Miguel era um monstrinho devorador de energia, como toda criança. Tinha apenas 4 anos, cabelos loiros cacheados e tinha as bochechas mais apertavéis do mundo.
Ele empunhou sua espada de madeira na mão e gritou quando o tio parou.

— Tio, vamos de novo!

— Que energia infinita é essa? Seus pais sabem que você está explorando seu velho tio? —  Miguel gargalhou, preenchendo todo o ambiente com aquela risada gostosa de criança. — Já deu por hoje amiguinho, mas na quinta eu prometo te levar naquele parque  que você me pediu.

—  A tia Bela vai com a gente, né? —  perguntou, pulando sobre o tapete felpudo enquanto um largo sorriso abrangia boa parte do rosto. —  Por favorzinho!

Marcos apontou os seus olhos em minha direção, tentando conter o seu sorriso vaidoso e apoiou as mãos nos joelhos. Eu nem precisava perguntar o motivo de toda aquela felicidade. A minha mentirinha cabeluda sobre o nosso namoro teve consequências irreparáveis em minha vida, quando decidi negociar com o próprio diabo e eu sabia que ele cobraria o favor mais rápido do que um leão africano faminto por sua zebra.

Agora eu estava em suas mãos. E a única culpada era eu. Eu e a minha boca, tão grandes quanto a da grávida de Taubaté.
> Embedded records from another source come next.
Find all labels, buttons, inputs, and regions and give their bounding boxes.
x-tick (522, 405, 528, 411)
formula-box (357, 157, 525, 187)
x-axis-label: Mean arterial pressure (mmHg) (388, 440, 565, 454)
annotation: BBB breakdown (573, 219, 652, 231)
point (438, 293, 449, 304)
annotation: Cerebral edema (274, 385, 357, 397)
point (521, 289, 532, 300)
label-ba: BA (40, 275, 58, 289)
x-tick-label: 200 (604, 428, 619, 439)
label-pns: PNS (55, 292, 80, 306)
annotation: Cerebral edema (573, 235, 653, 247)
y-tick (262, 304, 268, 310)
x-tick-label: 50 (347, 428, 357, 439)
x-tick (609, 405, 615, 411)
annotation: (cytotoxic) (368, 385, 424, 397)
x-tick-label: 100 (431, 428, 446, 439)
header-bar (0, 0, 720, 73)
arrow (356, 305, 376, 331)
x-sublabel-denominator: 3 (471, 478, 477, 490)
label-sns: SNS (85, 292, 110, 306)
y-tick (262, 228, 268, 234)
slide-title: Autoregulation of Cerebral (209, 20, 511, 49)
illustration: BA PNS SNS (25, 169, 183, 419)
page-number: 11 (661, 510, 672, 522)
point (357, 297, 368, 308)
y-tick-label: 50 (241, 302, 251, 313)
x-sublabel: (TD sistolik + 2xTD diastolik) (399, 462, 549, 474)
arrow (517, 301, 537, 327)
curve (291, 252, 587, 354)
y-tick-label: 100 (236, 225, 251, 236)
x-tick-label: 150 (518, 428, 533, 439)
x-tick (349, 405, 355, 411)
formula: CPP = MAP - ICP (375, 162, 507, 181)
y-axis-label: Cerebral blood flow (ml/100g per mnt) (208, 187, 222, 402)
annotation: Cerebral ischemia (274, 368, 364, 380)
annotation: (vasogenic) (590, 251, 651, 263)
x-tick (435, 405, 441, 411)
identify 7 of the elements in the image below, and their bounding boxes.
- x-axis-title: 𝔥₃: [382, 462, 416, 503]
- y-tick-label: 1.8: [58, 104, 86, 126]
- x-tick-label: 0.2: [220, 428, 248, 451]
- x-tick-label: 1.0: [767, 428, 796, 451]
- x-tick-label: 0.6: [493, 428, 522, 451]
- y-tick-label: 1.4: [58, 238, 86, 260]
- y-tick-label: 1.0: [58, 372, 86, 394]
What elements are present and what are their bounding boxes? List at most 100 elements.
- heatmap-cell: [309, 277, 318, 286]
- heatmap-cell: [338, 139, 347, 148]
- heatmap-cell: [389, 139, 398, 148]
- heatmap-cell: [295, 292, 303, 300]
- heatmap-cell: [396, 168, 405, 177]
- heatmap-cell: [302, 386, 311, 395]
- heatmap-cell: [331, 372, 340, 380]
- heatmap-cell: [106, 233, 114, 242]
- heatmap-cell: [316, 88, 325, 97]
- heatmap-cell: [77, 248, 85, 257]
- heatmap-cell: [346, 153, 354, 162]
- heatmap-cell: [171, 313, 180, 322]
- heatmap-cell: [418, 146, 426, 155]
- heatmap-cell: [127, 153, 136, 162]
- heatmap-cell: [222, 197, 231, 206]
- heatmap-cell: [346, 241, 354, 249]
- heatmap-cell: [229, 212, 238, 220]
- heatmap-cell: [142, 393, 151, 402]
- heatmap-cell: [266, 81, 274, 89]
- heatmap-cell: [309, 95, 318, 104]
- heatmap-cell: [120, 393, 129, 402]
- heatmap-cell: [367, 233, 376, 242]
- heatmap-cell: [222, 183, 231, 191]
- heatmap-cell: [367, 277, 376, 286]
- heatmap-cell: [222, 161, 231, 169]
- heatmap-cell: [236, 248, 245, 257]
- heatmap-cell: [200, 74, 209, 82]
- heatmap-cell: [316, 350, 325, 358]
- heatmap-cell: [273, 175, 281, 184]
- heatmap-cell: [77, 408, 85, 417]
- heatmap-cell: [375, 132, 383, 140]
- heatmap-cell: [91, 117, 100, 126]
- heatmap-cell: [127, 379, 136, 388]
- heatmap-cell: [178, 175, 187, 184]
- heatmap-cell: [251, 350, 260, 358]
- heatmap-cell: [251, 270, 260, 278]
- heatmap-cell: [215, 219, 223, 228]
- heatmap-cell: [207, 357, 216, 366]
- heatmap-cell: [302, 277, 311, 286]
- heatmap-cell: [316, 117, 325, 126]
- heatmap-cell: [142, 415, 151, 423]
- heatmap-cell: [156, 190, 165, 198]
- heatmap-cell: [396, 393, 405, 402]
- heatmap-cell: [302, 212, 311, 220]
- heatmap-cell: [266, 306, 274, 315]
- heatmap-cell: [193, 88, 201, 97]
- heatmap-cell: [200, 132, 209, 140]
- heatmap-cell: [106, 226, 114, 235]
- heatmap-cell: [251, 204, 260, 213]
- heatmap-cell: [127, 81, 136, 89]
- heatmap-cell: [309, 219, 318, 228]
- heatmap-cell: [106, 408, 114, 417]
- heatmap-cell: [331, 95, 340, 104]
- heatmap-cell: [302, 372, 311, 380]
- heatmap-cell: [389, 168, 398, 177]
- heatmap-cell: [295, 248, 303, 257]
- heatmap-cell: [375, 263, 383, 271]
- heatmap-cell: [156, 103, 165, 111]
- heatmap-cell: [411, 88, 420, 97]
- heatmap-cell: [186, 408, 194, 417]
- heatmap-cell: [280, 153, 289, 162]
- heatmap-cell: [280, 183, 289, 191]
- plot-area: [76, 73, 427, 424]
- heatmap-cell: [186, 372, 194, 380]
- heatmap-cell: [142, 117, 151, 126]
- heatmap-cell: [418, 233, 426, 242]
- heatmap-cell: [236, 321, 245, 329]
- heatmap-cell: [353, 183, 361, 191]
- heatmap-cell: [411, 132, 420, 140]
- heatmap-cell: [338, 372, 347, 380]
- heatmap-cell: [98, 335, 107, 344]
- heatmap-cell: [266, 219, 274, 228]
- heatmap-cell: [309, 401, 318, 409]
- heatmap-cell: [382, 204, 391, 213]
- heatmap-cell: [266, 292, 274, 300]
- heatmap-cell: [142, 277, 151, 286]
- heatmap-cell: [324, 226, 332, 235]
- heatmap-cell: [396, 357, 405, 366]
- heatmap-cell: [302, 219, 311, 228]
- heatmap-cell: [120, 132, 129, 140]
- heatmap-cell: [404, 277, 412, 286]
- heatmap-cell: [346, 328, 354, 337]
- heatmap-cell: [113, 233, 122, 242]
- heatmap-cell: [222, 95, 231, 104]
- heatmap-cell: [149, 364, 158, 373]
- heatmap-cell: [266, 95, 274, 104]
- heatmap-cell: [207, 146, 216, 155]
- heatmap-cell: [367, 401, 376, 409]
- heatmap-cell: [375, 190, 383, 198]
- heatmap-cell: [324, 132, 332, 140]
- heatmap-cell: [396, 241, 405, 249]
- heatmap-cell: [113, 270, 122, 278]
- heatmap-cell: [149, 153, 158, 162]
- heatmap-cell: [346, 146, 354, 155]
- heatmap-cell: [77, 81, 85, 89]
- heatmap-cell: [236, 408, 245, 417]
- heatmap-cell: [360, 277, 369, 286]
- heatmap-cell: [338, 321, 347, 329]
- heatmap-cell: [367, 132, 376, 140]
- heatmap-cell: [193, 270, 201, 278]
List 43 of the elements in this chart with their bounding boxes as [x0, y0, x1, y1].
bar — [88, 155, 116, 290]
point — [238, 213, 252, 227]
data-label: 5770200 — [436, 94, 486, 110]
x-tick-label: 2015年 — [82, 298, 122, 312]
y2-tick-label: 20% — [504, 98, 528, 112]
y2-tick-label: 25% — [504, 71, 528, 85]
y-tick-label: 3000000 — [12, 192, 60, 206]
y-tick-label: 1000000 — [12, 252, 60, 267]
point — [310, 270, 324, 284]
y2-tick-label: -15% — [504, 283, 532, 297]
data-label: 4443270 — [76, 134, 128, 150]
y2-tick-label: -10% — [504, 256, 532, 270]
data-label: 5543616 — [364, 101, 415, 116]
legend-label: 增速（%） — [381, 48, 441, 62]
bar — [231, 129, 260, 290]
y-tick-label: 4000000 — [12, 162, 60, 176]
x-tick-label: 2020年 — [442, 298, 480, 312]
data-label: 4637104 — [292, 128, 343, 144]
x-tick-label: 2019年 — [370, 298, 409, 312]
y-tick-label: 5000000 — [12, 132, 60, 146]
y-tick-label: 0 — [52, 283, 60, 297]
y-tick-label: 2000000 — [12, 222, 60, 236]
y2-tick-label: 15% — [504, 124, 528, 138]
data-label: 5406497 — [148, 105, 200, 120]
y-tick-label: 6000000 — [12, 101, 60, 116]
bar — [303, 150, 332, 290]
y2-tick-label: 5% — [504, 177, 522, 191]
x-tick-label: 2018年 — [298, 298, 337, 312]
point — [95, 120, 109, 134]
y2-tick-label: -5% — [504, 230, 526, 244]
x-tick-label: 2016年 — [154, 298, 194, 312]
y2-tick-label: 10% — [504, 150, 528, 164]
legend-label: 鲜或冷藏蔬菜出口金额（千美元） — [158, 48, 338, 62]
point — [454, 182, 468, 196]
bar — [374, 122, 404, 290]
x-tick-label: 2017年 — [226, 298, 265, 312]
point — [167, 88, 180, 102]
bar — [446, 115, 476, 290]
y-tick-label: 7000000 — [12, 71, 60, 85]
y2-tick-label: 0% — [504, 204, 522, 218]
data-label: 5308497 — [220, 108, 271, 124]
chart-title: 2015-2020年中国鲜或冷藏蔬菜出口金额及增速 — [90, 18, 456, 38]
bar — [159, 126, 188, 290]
—  Eu sei como convencê-la, deixa comigo. Agora vai lá pra dentro que preciso conversar com ela.

Miguel concordou e correu até a porta para me abraçar. Eu me abaixei até a sua altura e envolvi meus braços em seu corpo pequeno, dando-lhe um beijo de boa noite. O som agudo de seus pés ecoaram pelas escadas e após desaparecer no andar superior, Marcos me encarou, esperando alguma reação da minha parte. Eu ainda me sentia desconfortável por estar ali, de volta ao seu apartamento e por mais que eu tentasse ignorar as circunstâncias, era difícil esquecer que ele era bem mais do que o meu chefe.

—  Olha, eu achei fenomenal o seu fim de noite —  gargalhei, tentando demonstrar uma tranquilidade que não existia.

O que era bem melhor do que o silêncio.

Minhas opções eram vagas e imaginei que ficar ali, sozinha com ele, não era a melhor escolha. Pela primeira vez senti na pele o significado da expressão popular “se correr o bicho pega, se ficar o bicho come”.

Marcos sentou em uma das banquetas do bar e apoiou os cotovelos no balcão me observando enquanto tomava mais um gole da sua bebida, terrivelmente esquecida ali.

—  Esperava o que?

—  Achei que ia passar a noite com algum par de pernas —  respondi, sentando ao seu lado, o que com certeza era uma ideia terrível.

Um dos cantos da sua boca se ergueu em um sorriso narcisista, tornando seus pensamentos um tanto quanto óbvios para mim.

— Ah não, claro que não. Francamente Marcos, não estou com ciúmes. Não tem a menor possibilidade e eu realmente não ligo, você não faz o meu tipo. É chato demais pra me manter interessada.

—  Chato?

Concordei.
Marcos apertou os olhos para mim tentando ler os meus movimentos antes de prosseguir.